The following is court information sent to PostalReporter.com regarding a lawsuit filed by three Postal Workers in an attempt to delay voting on the APWU Tentative Agreement.
“A Motion filed by co-plaintiffs Rich Shelley, James Ozanian and Lance Coles in a Case Vs. the American Postal Workers Union (APWU) has been Denied and Dismissed by Judge Beryl Howell. This was an attempt from these individuals to stop the Tentative Contract Agreement voting process…..”
Excerpts from the court record:
United States District Court For the District of Columbia
Rich Shelley, et al., vs. American Postal Workers Union
Three union members, who are appearing as pro se plaintiffs in this case, have significant concerns with a tentative collective bargaining agreement (“CBA”) negotiated on their behalf by their union representatives, and seek additional time before the ratification vote in order to communicate those concerns to fellow union members. On April 6, 2011, the plaintiffs Rich Shelley, James Ozanian and Lance Coles, who are members of the American Postal Workers Union (“APWU”), AFL-CIO, filed motions for a temporary restraining order and a preliminary injunction to enjoin the defendant APWU from mailing ballots on April 8, 2011, to its members in connection with the ratification of the new CBA between the APWU and the United States Postal Service (“USPS”). The plaintiffs claim the APWU violated the Labor-Management Reporting and Disclosure Act (“LMRDA”), 29 U.S.C. § 401 et seq, by conducting the ratification vote of the CBA in a way that deprives the plaintiffs of a “meaningful and informed vote.”

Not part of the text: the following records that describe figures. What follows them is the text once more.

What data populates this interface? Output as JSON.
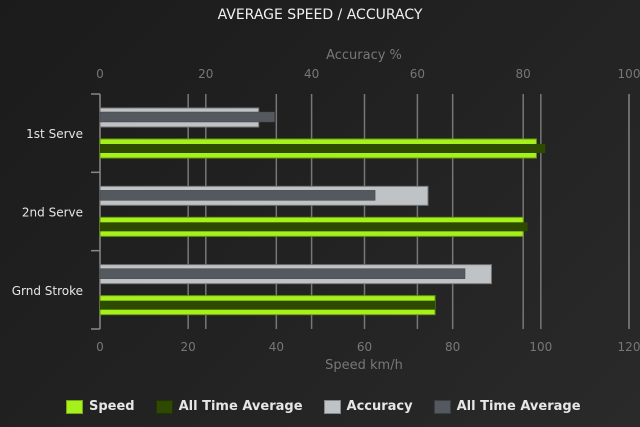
{
  "chart_data": {
    "type": "bar",
    "orientation": "horizontal",
    "title": "AVERAGE SPEED / ACCURACY",
    "categories": [
      "1st Serve",
      "2nd Serve",
      "Grnd Stroke"
    ],
    "x_top_axis": {
      "label": "Accuracy %",
      "range": [
        0,
        100
      ],
      "ticks": [
        0,
        20,
        40,
        60,
        80,
        100
      ]
    },
    "x_bottom_axis": {
      "label": "Speed km/h",
      "range": [
        0,
        120
      ],
      "ticks": [
        0,
        20,
        40,
        60,
        80,
        100,
        120
      ]
    },
    "grid": true,
    "legend_position": "bottom",
    "series": [
      {
        "name": "Speed",
        "axis": "bottom",
        "color": "#a6f01c",
        "values": [
          99,
          96,
          76
        ]
      },
      {
        "name": "All Time Average",
        "axis": "bottom",
        "color": "#2e4a00",
        "values": [
          101,
          97,
          76
        ]
      },
      {
        "name": "Accuracy",
        "axis": "top",
        "color": "#bfc3c6",
        "values": [
          30,
          62,
          74
        ]
      },
      {
        "name": "All Time Average",
        "axis": "top",
        "color": "#545960",
        "values": [
          33,
          52,
          69
        ]
      }
    ]
  }
}
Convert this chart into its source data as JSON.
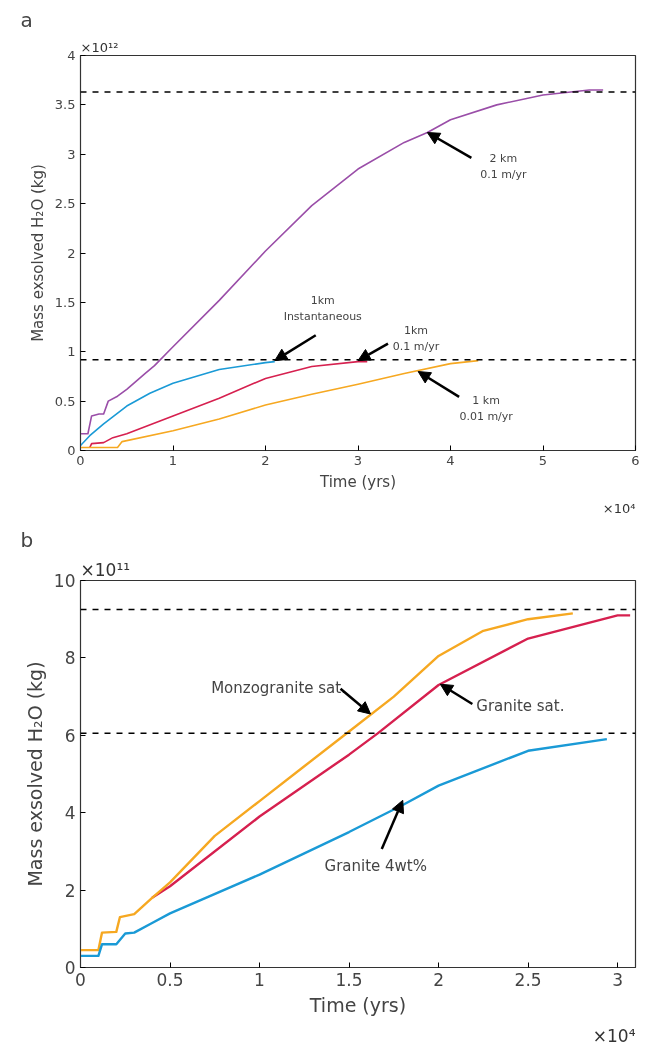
{
  "chart_data": [
    {
      "type": "line",
      "title": "a",
      "xlabel": "Time (yrs)",
      "ylabel": "Mass exsolved H₂O (kg)",
      "xlim": [
        0,
        6
      ],
      "xticks": [
        0,
        1,
        2,
        3,
        4,
        5,
        6
      ],
      "ylim": [
        0,
        4
      ],
      "yticks": [
        0,
        0.5,
        1,
        1.5,
        2,
        2.5,
        3,
        3.5,
        4
      ],
      "grid": false,
      "series": [
        {
          "color": "#9a4ea8",
          "x": [
            0,
            0.08,
            0.12,
            0.2,
            0.25,
            0.3,
            0.4,
            0.5,
            0.6,
            0.7,
            0.8,
            1,
            1.5,
            2,
            2.5,
            3,
            3.5,
            3.75,
            4,
            4.5,
            5,
            5.5,
            5.65
          ],
          "values": [
            0.17,
            0.17,
            0.35,
            0.37,
            0.37,
            0.5,
            0.55,
            0.62,
            0.7,
            0.78,
            0.86,
            1.05,
            1.52,
            2.02,
            2.48,
            2.85,
            3.12,
            3.22,
            3.35,
            3.5,
            3.6,
            3.65,
            3.65
          ]
        },
        {
          "color": "#1a9ad6",
          "x": [
            0,
            0.1,
            0.25,
            0.5,
            0.75,
            1,
            1.5,
            2,
            2.1
          ],
          "values": [
            0.05,
            0.15,
            0.27,
            0.45,
            0.58,
            0.68,
            0.82,
            0.89,
            0.9
          ]
        },
        {
          "color": "#d6204f",
          "x": [
            0.1,
            0.12,
            0.25,
            0.35,
            0.5,
            1,
            1.5,
            2,
            2.5,
            3,
            3.1
          ],
          "values": [
            0.03,
            0.07,
            0.08,
            0.13,
            0.17,
            0.35,
            0.53,
            0.73,
            0.85,
            0.9,
            0.9
          ]
        },
        {
          "color": "#f6a821",
          "x": [
            0,
            0.4,
            0.45,
            1,
            1.5,
            2,
            2.5,
            3,
            3.5,
            4,
            4.3
          ],
          "values": [
            0.03,
            0.03,
            0.09,
            0.2,
            0.32,
            0.46,
            0.57,
            0.67,
            0.78,
            0.88,
            0.91
          ]
        }
      ],
      "ref_lines": [
        {
          "axis": "y",
          "value": 3.63,
          "color": "#000000",
          "line_style": "dashed"
        },
        {
          "axis": "y",
          "value": 0.92,
          "color": "#000000",
          "line_style": "dashed"
        }
      ],
      "annotations": [
        "×10¹²",
        "×10⁴",
        {
          "text": "2 km\n0.1 m/yr",
          "x": 3.75,
          "y": 3.22
        },
        {
          "text": "1km\nInstantaneous",
          "x": 2.1,
          "y": 0.91
        },
        {
          "text": "1km\n0.1 m/yr",
          "x": 3.0,
          "y": 0.91
        },
        {
          "text": "1 km\n0.01 m/yr",
          "x": 3.65,
          "y": 0.8
        }
      ]
    },
    {
      "type": "line",
      "title": "b",
      "xlabel": "Time (yrs)",
      "ylabel": "Mass exsolved H₂O (kg)",
      "xlim": [
        0,
        3.1
      ],
      "xticks": [
        0,
        0.5,
        1,
        1.5,
        2,
        2.5,
        3
      ],
      "ylim": [
        0,
        10
      ],
      "yticks": [
        0,
        2,
        4,
        6,
        8,
        10
      ],
      "grid": false,
      "series": [
        {
          "color": "#d6204f",
          "x": [
            0.4,
            0.5,
            1,
            1.5,
            1.66,
            2,
            2.5,
            3,
            3.07
          ],
          "values": [
            1.8,
            2.1,
            3.9,
            5.5,
            6.05,
            7.3,
            8.5,
            9.1,
            9.1
          ]
        },
        {
          "color": "#f6a821",
          "x": [
            0,
            0.1,
            0.12,
            0.2,
            0.22,
            0.3,
            0.4,
            0.5,
            0.75,
            1,
            1.25,
            1.5,
            1.75,
            2,
            2.25,
            2.5,
            2.75
          ],
          "values": [
            0.45,
            0.45,
            0.9,
            0.92,
            1.3,
            1.38,
            1.8,
            2.2,
            3.4,
            4.3,
            5.2,
            6.1,
            7.0,
            8.05,
            8.7,
            9.0,
            9.15
          ]
        },
        {
          "color": "#1a9ad6",
          "x": [
            0,
            0.1,
            0.12,
            0.2,
            0.25,
            0.3,
            0.4,
            0.5,
            1,
            1.5,
            1.8,
            2,
            2.5,
            2.94
          ],
          "values": [
            0.3,
            0.3,
            0.6,
            0.6,
            0.88,
            0.9,
            1.15,
            1.4,
            2.4,
            3.5,
            4.2,
            4.7,
            5.6,
            5.9
          ]
        }
      ],
      "ref_lines": [
        {
          "axis": "y",
          "value": 9.25,
          "color": "#000000",
          "line_style": "dashed"
        },
        {
          "axis": "y",
          "value": 6.05,
          "color": "#000000",
          "line_style": "dashed"
        }
      ],
      "annotations": [
        "×10¹¹",
        "×10⁴",
        {
          "text": "Monzogranite sat.",
          "x": 1.62,
          "y": 6.55
        },
        {
          "text": "Granite sat.",
          "x": 2.01,
          "y": 7.32
        },
        {
          "text": "Granite 4wt%",
          "x": 1.8,
          "y": 4.32
        }
      ]
    }
  ]
}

The plaintiffs complain that, despite these efforts, the APWU did not include many specific provisions of the tentative agreement in its “highlight summary,” did not afford sufficient time for questions and answers at its meetings, and have denied plaintiffs’ requests for additional time before the mailing of ratification ballots “to organize for a ‘no vote.’” . In response to the union’s ratification vote, the plaintiffs formed a Facebook page, and have distributed flyers and emails to members urging them against ratification of the agreement. The plaintiffs now seek a delay of thirty days in the APWU’s mailing of ratification ballots to afford them more time to inform union members regarding the agreement.

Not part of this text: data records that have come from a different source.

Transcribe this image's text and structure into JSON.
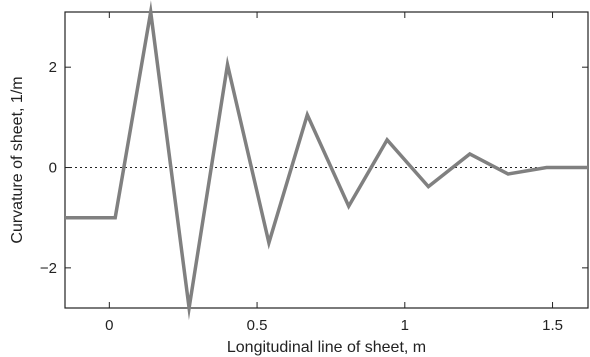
{
  "chart_data": {
    "type": "line",
    "xlabel": "Longitudinal line of sheet, m",
    "ylabel": "Curvature of sheet, 1/m",
    "xlim": [
      -0.15,
      1.62
    ],
    "ylim": [
      -2.8,
      3.1
    ],
    "xticks": [
      0,
      0.5,
      1,
      1.5
    ],
    "xtick_labels": [
      "0",
      "0.5",
      "1",
      "1.5"
    ],
    "yticks": [
      -2,
      0,
      2
    ],
    "ytick_labels": [
      "−2",
      "0",
      "2"
    ],
    "grid": false,
    "reference_line": {
      "y": 0,
      "style": "dotted"
    },
    "series": [
      {
        "color": "#808080",
        "x": [
          -0.15,
          0.02,
          0.14,
          0.27,
          0.4,
          0.54,
          0.67,
          0.81,
          0.94,
          1.08,
          1.22,
          1.35,
          1.48,
          1.62
        ],
        "y": [
          -1.0,
          -1.0,
          3.1,
          -2.8,
          2.05,
          -1.5,
          1.05,
          -0.77,
          0.55,
          -0.38,
          0.27,
          -0.13,
          0.0,
          0.0
        ]
      }
    ]
  }
}
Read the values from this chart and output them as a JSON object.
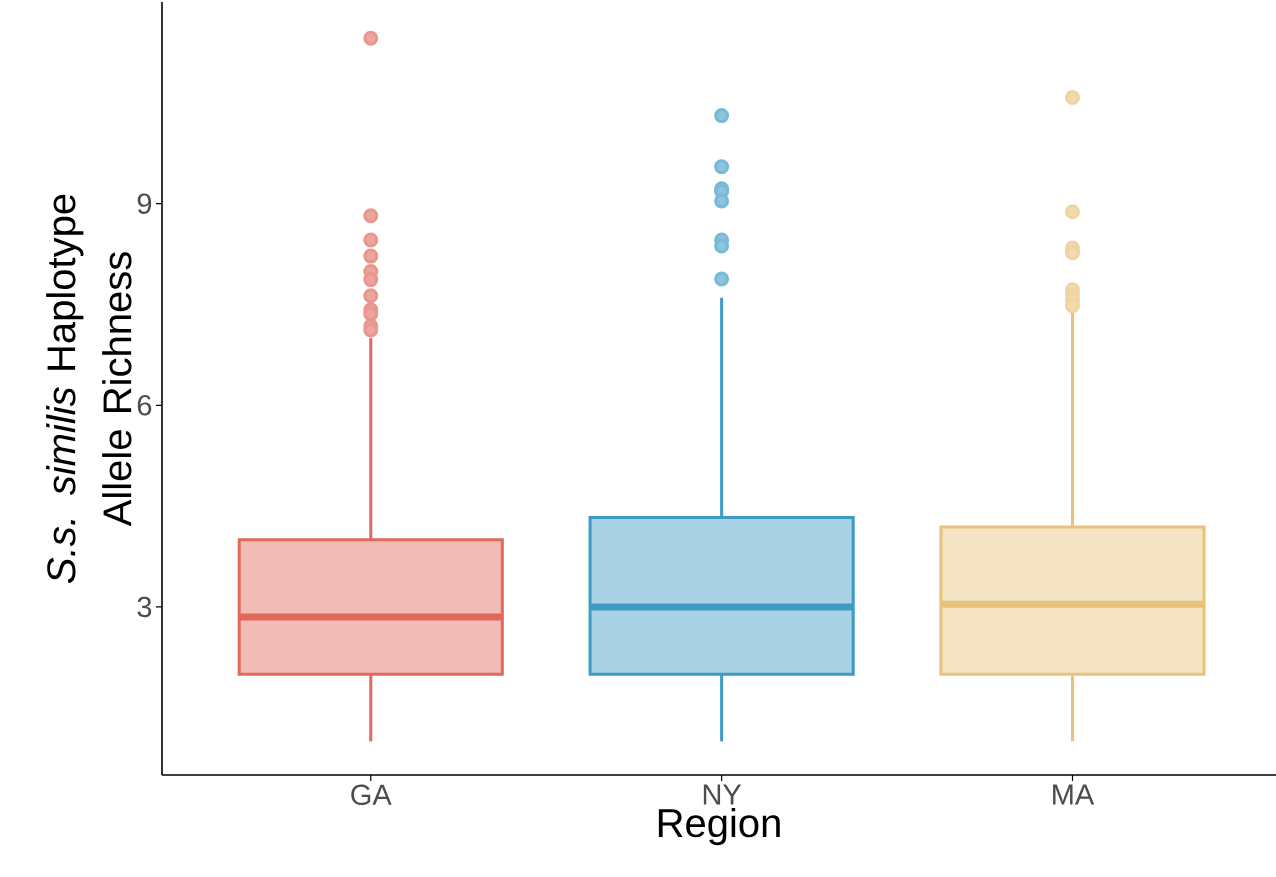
{
  "chart_data": {
    "type": "box",
    "xlabel": "Region",
    "ylabel": "*S.s. similis* Haplotype Allele Richness",
    "categories": [
      "GA",
      "NY",
      "MA"
    ],
    "colors": [
      "#e0695c",
      "#3f9bc6",
      "#e8c27a"
    ],
    "boxes": [
      {
        "low": 1.0,
        "q1": 2.0,
        "median": 2.85,
        "q3": 4.0,
        "high": 7.0,
        "outliers": [
          11.46,
          8.82,
          8.46,
          8.22,
          7.99,
          7.87,
          7.63,
          7.42,
          7.36,
          7.18,
          7.12
        ]
      },
      {
        "low": 1.0,
        "q1": 2.0,
        "median": 3.0,
        "q3": 4.33,
        "high": 7.6,
        "outliers": [
          10.31,
          9.55,
          9.22,
          9.18,
          9.04,
          8.46,
          8.37,
          7.88
        ]
      },
      {
        "low": 1.0,
        "q1": 2.0,
        "median": 3.04,
        "q3": 4.19,
        "high": 7.45,
        "outliers": [
          10.58,
          8.88,
          8.34,
          8.27,
          7.72,
          7.64,
          7.57,
          7.48
        ]
      }
    ],
    "marker": "circle",
    "ylim": [
      0.5,
      12
    ],
    "yticks": [
      3,
      6,
      9
    ]
  }
}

In a Declaration filed by Elizabeth Powell, APWU Secretary-Treasurer:
…the APWU states that the timetable for ratification of the tentative CBA at issue in this case compares favorably to ratification timetables followed in two prior instances, and has given members more, not less, time to consider the terms of the agreement. Specifically, the total number of days from announcement of the tentative agreement to the mailing of ratification ballots was 20 days and 12 days in 2005 and 2006, respectively, compared to 25 days for the instant agreement; and the total number of days from announcement of the tentative agreement to ballot receipt due date was 38 days and 34 days in 2005 and 2006, respectively, compared to 57 days for the instant agreement.
…APWU points out the “potential for very substantial irrecoverable monetary loss to the Postal Service from a delay in ratification,” noting that the “Postmaster General testified that the Postal Service will save $3.8 billion over the 4.5 year period of the tentative agreement. That is an average of $65 million per month.”
The plaintiffs have failed to demonstrate that judicial intervention is appropriate in this case, or that they are entitled to the extraordinary relief of a temporary restraining order and a preliminary injunction.
Plaintiffs’ motions for injunctive relief require the Court to assess prospectively the merits of the plaintiffs’ case and their need for immediate judicial intervention. To demonstrate a likelihood of success on the merits, the plaintiffs must demonstrate that without a thirty-day delay of the CBA ratification vote, the APWU will deny them a ‘meaningful opportunity to vote’ on the CBA in violation the rights afforded to the union members under the LMRDA. The plaintiffs primarily allege that the CBA is complex and they need more time to understand its full implications and to organize an opposition vote. The plaintiffs additionally argue that the APWU has devoted “extensive efforts” to sell the new agreement and have denied the plaintiffs “any kind of equal access.” Despite plaintiffs’ arguments, the Court finds that the plaintiffs’ rights under the LMRDA will not be violated if the APWU proceeds with the ratification vote on April 8, 2011, and that there is no evidence on the record before the Court that the APWU sought to inhibit the plaintiffs’ efforts to mount an opposition to the CBA in violation of the LMRDA. The Court therefore holds that the plaintiffs do not ultimately have a likelihood of success in their legal challenge.
After reviewing the plaintiffs’ motions for injunctive relief, the defendant’s opposition papers, as well as the accompanying declarations, exhibits and applicable law, and following oral argument, the Court denies the plaintiffs’ motions for a temporary restraining order and a preliminary injunction, and dismisses the Complaint for lack of subject matter jurisdiction.